The other thing that hasn't changed in the new A4 is that over-riding sense of designed-in quality. That applies not only to the quality feel of every surface your hands come into contact with, but the fit and finish, the way different materials are joined so seamlessly and the damping action of even the most minor controls. Pull the overhead hand holds and watch how gently and progressively they glide back into place. That's all part of the Audi magic, still very much present in the new A4.

One of the most exciting elements of the new A4 is what engineers have done to the chassis. It's probably more true of the European press than North American, but the A4 has traditionally come off dynamically second best to BMW's 3-Series.

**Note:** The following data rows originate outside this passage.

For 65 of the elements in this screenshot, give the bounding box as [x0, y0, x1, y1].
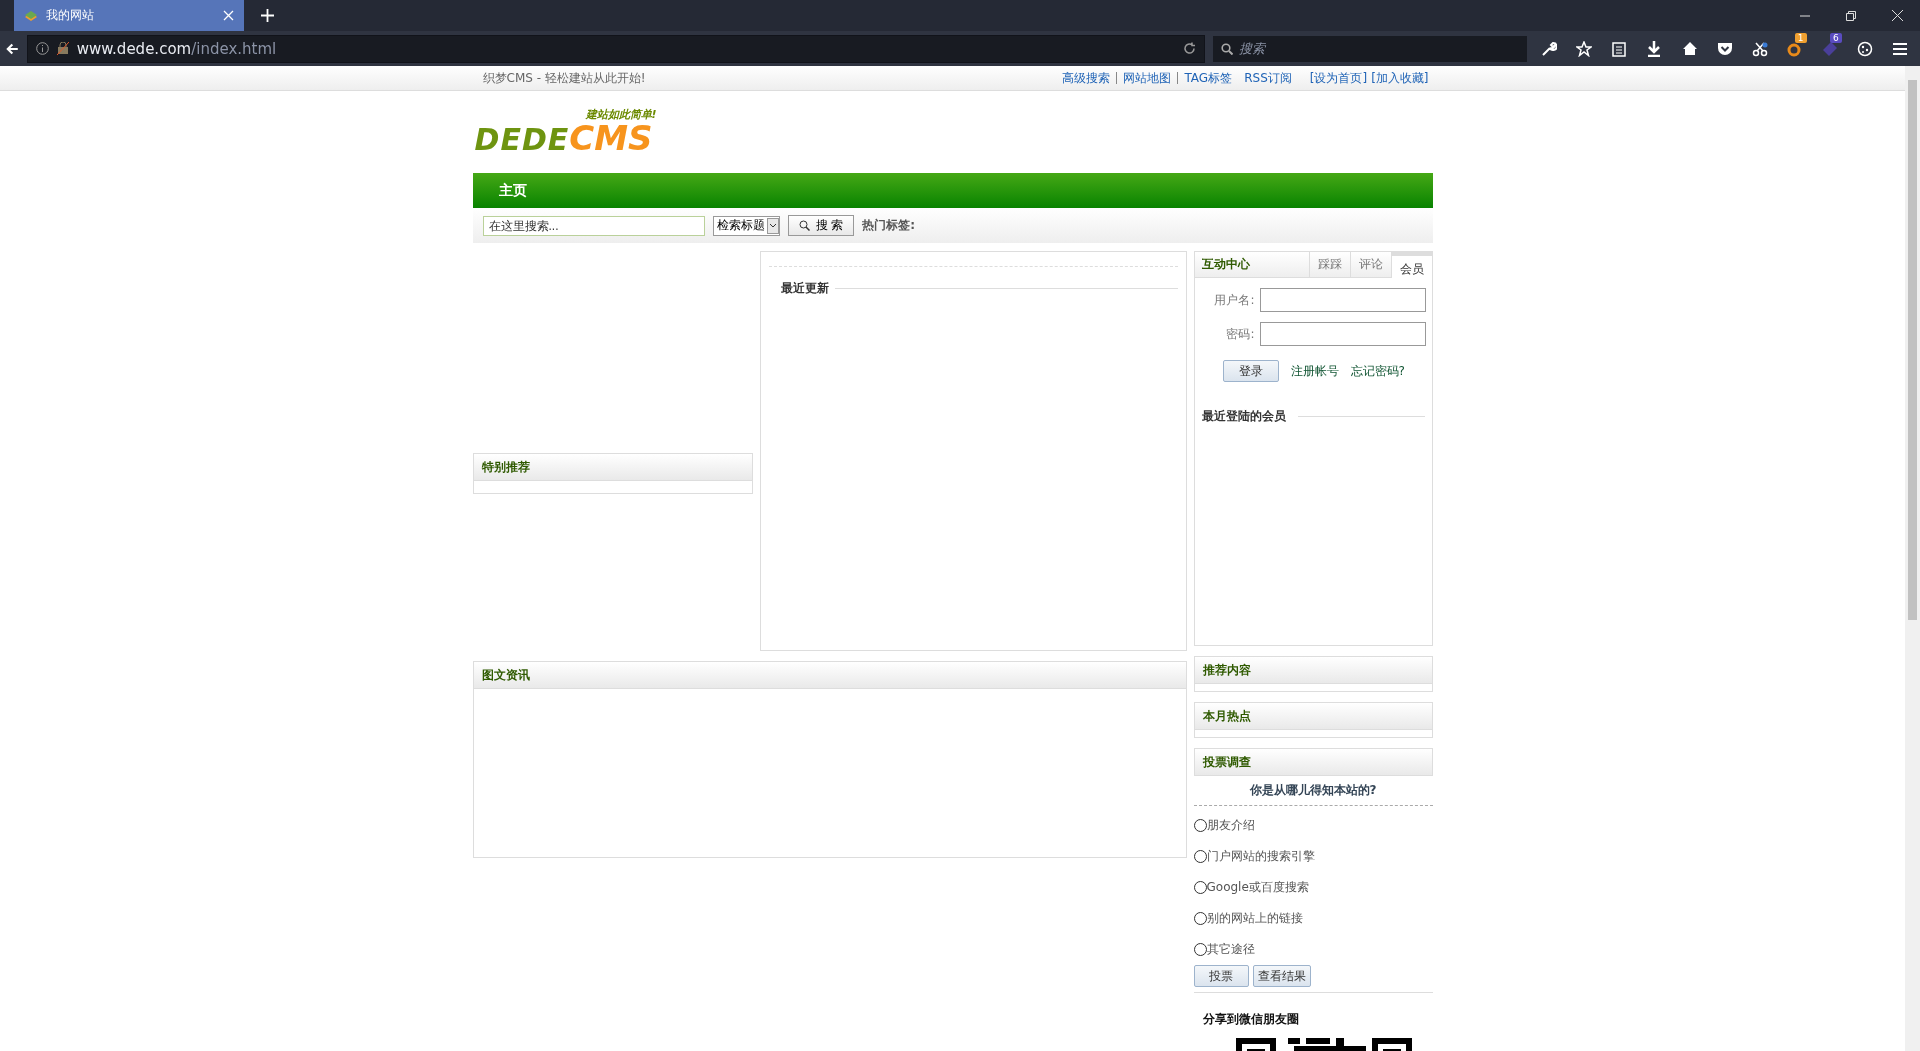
top-link[interactable]: [设为首页]: [1309, 69, 1368, 87]
cookie-icon[interactable]: [1857, 40, 1874, 57]
pocket-icon[interactable]: [1716, 41, 1733, 56]
download-icon[interactable]: [1647, 40, 1662, 57]
close-icon[interactable]: [223, 10, 234, 21]
member-link[interactable]: 忘记密码?: [1350, 362, 1405, 380]
notification-badge: 1: [1794, 32, 1807, 43]
scissors-icon[interactable]: [1751, 40, 1768, 57]
site-icon: [24, 8, 38, 23]
hot-tags-label: 热门标签:: [862, 217, 916, 234]
search-type-select[interactable]: 检索标题: [712, 215, 780, 236]
wrench-icon[interactable]: [1540, 40, 1557, 57]
browser-tab[interactable]: 我的网站: [14, 0, 244, 31]
url-text: www.dede.com/index.html: [76, 39, 277, 58]
vote-option[interactable]: 其它途径: [1193, 934, 1433, 965]
dropdown-caret-icon: [766, 217, 779, 234]
url-field[interactable]: www.dede.com/index.html: [26, 34, 1205, 63]
tab[interactable]: 踩踩: [1308, 252, 1350, 277]
clipboard-icon[interactable]: [1612, 40, 1627, 57]
notification-badge: 6: [1830, 32, 1842, 43]
vote-option[interactable]: 门户网站的搜索引擎: [1193, 841, 1433, 872]
tab[interactable]: 会员: [1390, 252, 1432, 278]
top-link[interactable]: 高级搜索: [1056, 72, 1117, 84]
vote-button[interactable]: 投票: [1193, 965, 1249, 987]
search-placeholder: 搜索: [1238, 39, 1265, 58]
top-link[interactable]: 网站地图: [1116, 72, 1178, 84]
field-label: 密码:: [1225, 325, 1255, 343]
nav-item[interactable]: 主页: [472, 181, 553, 200]
panel-title: 最近更新: [779, 280, 829, 297]
site-search-field[interactable]: 在这里搜索...: [482, 215, 705, 236]
new-tab-icon[interactable]: [260, 9, 274, 22]
field-label: 用户名:: [1213, 291, 1255, 309]
home-icon[interactable]: [1681, 41, 1698, 56]
vote-option[interactable]: 别的网站上的链接: [1193, 903, 1433, 934]
restore-icon[interactable]: [1846, 10, 1856, 21]
member-link[interactable]: 注册帐号: [1290, 362, 1339, 380]
username-field[interactable]: [1259, 288, 1426, 312]
vote-option[interactable]: 朋友介绍: [1193, 810, 1433, 841]
reload-icon[interactable]: [1182, 42, 1196, 55]
search-icon: [1220, 42, 1233, 55]
info-icon[interactable]: [35, 42, 49, 55]
search-icon: [798, 220, 810, 231]
top-link[interactable]: [加入收藏]: [1371, 69, 1429, 87]
back-icon[interactable]: [6, 41, 19, 56]
login-button[interactable]: 登录: [1222, 360, 1279, 382]
site-slogan: 织梦CMS - 轻松建站从此开始!: [482, 69, 646, 87]
close-window-icon[interactable]: [1891, 10, 1903, 21]
section-title: 最近登陆的会员: [1201, 408, 1286, 425]
menu-icon[interactable]: [1892, 41, 1909, 56]
scrollbar[interactable]: [1905, 66, 1920, 1051]
star-icon[interactable]: [1576, 40, 1593, 57]
password-field[interactable]: [1259, 322, 1426, 346]
top-link[interactable]: TAG标签: [1177, 72, 1239, 84]
site-logo[interactable]: 建站如此简单! DEDECMS: [474, 108, 657, 156]
vote-question: 你是从哪儿得知本站的?: [1193, 776, 1433, 806]
lock-icon: [56, 42, 69, 55]
vote-button[interactable]: 查看结果: [1252, 965, 1311, 987]
tab[interactable]: 评论: [1349, 252, 1391, 277]
vote-option[interactable]: Google或百度搜索: [1193, 872, 1433, 903]
share-title: 分享到微信朋友圈: [1201, 1011, 1300, 1028]
search-field[interactable]: 搜索: [1212, 35, 1528, 62]
panel-title: 互动中心: [1200, 256, 1251, 273]
top-link[interactable]: RSS订阅: [1238, 72, 1298, 84]
search-button[interactable]: 搜 索: [787, 215, 855, 236]
tab-title: 我的网站: [46, 7, 95, 24]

This has plainly stung Audi's chassis guys, so the new A4 gets a pretty comprehensive make-over. The familiar four-link front suspension and self-tracking trapezoidal-link rear suspension specially designed for quattro powertrains remain, but in completely modified form and with the addition of new components. Significant changes have also been made to the elastokinematics and, crucially, to the spring and shock absorber settings. Several mountings and even the dimensions of the front and rear shock absorbers have been adopted from the A6, and the rear trapezoidal links and front track rods come from the S4. Gosh.

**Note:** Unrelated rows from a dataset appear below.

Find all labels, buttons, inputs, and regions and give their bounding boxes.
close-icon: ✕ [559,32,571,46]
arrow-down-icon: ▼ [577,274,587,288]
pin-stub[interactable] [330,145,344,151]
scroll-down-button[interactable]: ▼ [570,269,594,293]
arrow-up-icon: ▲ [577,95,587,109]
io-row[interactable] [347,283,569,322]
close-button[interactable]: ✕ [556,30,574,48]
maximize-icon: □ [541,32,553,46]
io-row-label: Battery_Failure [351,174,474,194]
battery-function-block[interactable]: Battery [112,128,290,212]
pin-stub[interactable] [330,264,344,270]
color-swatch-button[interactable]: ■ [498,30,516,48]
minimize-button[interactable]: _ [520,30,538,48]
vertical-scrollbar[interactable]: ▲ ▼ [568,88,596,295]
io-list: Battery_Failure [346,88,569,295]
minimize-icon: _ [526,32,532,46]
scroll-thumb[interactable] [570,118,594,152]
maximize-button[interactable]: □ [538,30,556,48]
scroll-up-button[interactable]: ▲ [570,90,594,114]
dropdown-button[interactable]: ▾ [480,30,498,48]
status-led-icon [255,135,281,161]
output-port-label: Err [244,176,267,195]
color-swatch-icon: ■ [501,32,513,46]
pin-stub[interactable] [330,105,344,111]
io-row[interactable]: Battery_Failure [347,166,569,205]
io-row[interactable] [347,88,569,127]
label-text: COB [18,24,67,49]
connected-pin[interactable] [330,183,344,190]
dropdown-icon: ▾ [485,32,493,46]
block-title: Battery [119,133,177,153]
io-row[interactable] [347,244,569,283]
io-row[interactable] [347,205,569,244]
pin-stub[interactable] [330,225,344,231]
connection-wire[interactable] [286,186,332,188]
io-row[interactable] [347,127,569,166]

The idea behind all of this is to invest the A4 with a higher degree of agility and handling precision, whilst maintaining a good ride quality. Audi hasn't mentioned it, but I'm willing to bet that these changes will also aid steering feel and feedback. With more potent engines coming online, the A4's brakes have been uprated, too.

Equipment levels remain predictably generous, with every new A4 getting deluxe automatic air-conditioning. And Audi still has one of the best satellite navigation systems in the business (an option). For the first time, you can also specify your A4 with dynamic adaptive headlight technology, complete with xenon headlights. These I can highly recommend, because xenon's really do throw some serious light. And here's something you won't read in the brochures about adaptive headlights - if you are oversteerring on a slippery surface (or a dry one if you're in an S4), they do a brilliant job of lighting up bits of the road that would normally be in the dark in such a circumstance. Think about it...

Overall, the new A4 is a very evolutionary update of what was already a first rate piece of automotive design. Audi has eschewed the radical styling phase-shift that we've seen with BMW, and to a lesser degree, Mercedes Benz. This is a car the Audi faithful will love, and one that might just tempt others tired of change for the sake of change.